EchoWrist: Continuous Hand Pose Tracking and Hand-Object Interaction Recognition Using Low-Power Active Acoustic Sensing On a Wristband
Published in The Proceedings of the CHI Conference on Human Factors in Computing Systems (CHI), 2024
Recommended citation: Chi-Jung Lee (Co-Primary), Ruidong Zhang (Co-Primary), Devansh Agarwal, Tianhong Catherine Yu, Vipin Gunda, Oliver Lopez, James Kim, Sicheng Yin, Boao Dong, Ke Li, Mose Sakashita, Francois Guimbretiere, and Cheng Zhang. 2024. EchoWrist: Continuous Hand Pose Tracking and Hand-Object Interaction Recognition Using Low-Power Active Acoustic Sensing On a Wristband. In Proceedings of the 2024 CHI Conference on Human Factors in Computing Systems (CHI). Association for Computing Machinery, New York, NY, USA, Article 403, 1–21. https://dl.acm.org/doi/10.1145/3613904.3642910
Video preview, Presentation video
Selected Media Coverage: Cornell Chronicle
May 11-16, 2024, Honolulu, Hawaiʻi, USA
Keyword: Acoustic Sensing, Smartwatch
Our hands serve as a fundamental means of interaction with the world around us. Therefore, understanding hand poses and interaction context is critical for human-computer interaction. We present EchoWrist, a low-power wristband that continuously estimates 3D hand pose and recognizes hand-object interactions using active acoustic sensing.
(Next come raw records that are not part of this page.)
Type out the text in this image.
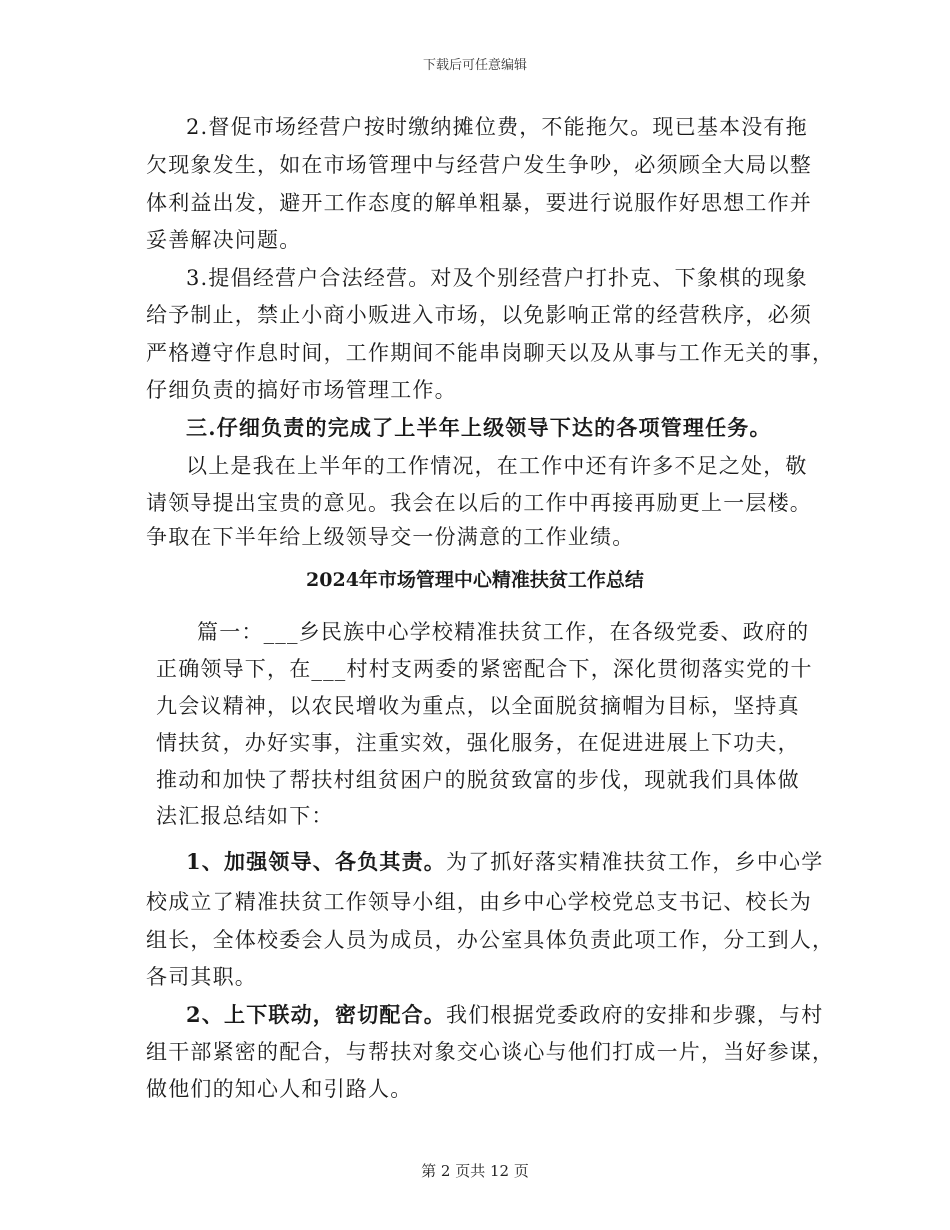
下载后可任意编辑
2.督促市场经营户按时缴纳摊位费，不能拖欠。现已基本没有拖
欠现象发生，如在市场管理中与经营户发生争吵，必须顾全大局以整
体利益出发，避开工作态度的解单粗暴，要进行说服作好思想工作并
妥善解决问题。
3.提倡经营户合法经营。对及个别经营户打扑克、下象棋的现象
给予制止，禁止小商小贩进入市场，以免影响正常的经营秩序，必须
严格遵守作息时间，工作期间不能串岗聊天以及从事与工作无关的事，
仔细负责的搞好市场管理工作。
三.仔细负责的完成了上半年上级领导下达的各项管理任务。
以上是我在上半年的工作情况，在工作中还有许多不足之处，敬
请领导提出宝贵的意见。我会在以后的工作中再接再励更上一层楼。
争取在下半年给上级领导交一份满意的工作业绩。
2024年市场管理中心精准扶贫工作总结
篇一：___乡民族中心学校精准扶贫工作，在各级党委、政府的
正确领导下，在___村村支两委的紧密配合下，深化贯彻落实党的十
九会议精神，以农民增收为重点，以全面脱贫摘帽为目标，坚持真
情扶贫，办好实事，注重实效，强化服务，在促进进展上下功夫，
推动和加快了帮扶村组贫困户的脱贫致富的步伐，现就我们具体做
法汇报总结如下：
1、加强领导、各负其责。为了抓好落实精准扶贫工作，乡中心学
校成立了精准扶贫工作领导小组，由乡中心学校党总支书记、校长为
组长，全体校委会人员为成员，办公室具体负责此项工作，分工到人，
各司其职。
2、上下联动，密切配合。我们根据党委政府的安排和步骤，与村
组干部紧密的配合，与帮扶对象交心谈心与他们打成一片，当好参谋，
做他们的知心人和引路人。
第 2 页共 12 页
EchoWrist is equipped with two speakers emitting inaudible sound waves toward the hand. These sound waves interact with the hand and its surroundings through reflections and diffractions, carrying rich information about the hand’s shape and the objects it interacts with. The information captured by the two microphones goes through a deep learning inference system that recovers hand poses and identifies various everyday hand activities. Results from the two 12-participant user studies show that EchoWrist is effective and efficient at tracking 3D hand poses and recognizing hand-object interactions. Operating at 57.9mW, EchoWrist is able to continuously reconstruct 20 3D hand joints with MJEDE of 4.81mm and recognize 12 naturalistic hand-object interactions with 97.6% accuracy.